Byline Award

FoyJim Lackey, Jour ’74
Falls Church, Va.

To Jim Lackey, the word “service” in Catholic News Service was as integral to its mission as the words “Catholic” and “News.” As a wire service, like the Associated Press, CNS provided breaking news and updates to clients around the world. During his career, Jim successfully navigated Catholic journalism, working his way from reporter to editor and manager of CNS web services.

During his time as a federal reporter for CNS, Jim saw two U.S. presidents up close in the Oval Office: Jimmy Carter and Ronald Reagan. Jim says one of his favorite assignments was standing in Washington’s Lafayette Park in 1979, watching St. John Paul II come down Pennsylvania Avenue to the White House.

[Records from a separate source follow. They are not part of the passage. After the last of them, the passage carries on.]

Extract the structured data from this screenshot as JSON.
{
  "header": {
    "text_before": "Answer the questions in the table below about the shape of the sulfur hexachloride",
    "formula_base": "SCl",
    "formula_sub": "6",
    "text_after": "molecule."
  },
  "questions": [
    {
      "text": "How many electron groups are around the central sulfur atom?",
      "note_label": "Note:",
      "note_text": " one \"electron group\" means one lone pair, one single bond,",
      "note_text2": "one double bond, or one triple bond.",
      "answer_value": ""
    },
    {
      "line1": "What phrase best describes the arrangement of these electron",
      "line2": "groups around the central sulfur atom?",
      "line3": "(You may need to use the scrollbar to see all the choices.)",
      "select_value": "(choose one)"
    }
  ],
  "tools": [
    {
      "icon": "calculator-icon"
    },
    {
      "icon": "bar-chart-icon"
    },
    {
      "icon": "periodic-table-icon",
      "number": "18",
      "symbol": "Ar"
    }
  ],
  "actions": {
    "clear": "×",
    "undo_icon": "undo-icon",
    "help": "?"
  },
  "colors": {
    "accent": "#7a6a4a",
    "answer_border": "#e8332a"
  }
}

Jim recalls the influence of journalism professor David Host, who emphasized that it was important for journalists to love their readers. To Jim, this meant writing in a way that helped readers understand complicated topics using understandable words, sentences and paragraphs. He credits his Marquette classes in philosophy and theology with teaching him concepts that helped him serve his readers throughout his career.

In 2014, Jim won the St. Francis de Sales Award, the highest honor given by the Catholic Press Association of the United States and Canada. He was honored for “the first-rate quality of his reporting and editing and the wide reach of work” in his more than 40 years in the Catholic press and “for his tireless dedication to make the Catholic press great.”

Fun Facts:

Name someone (past or present) with whom you’d like to have dinner.

The smart-aleck in me wants to say Jesus because then I could ask Him for what amounts to a 2,000-year job review of how well or poorly humanity had interpreted and implemented His teachings. And if He wasn’t available, I’d want to ask a gathering of America’s Founding Fathers how well or poorly we were interpreting and implementing our 225-year-old great experiment in democracy.

Name a Marquette faculty or staff member who had an impact on you, and how.

In addition to my mention above of David Host, the rest of the journalism faculty and staff — people like Warren Bovee, James Arnold, George Reedy, Ed Pepin — were all top rate and had an impact on my career.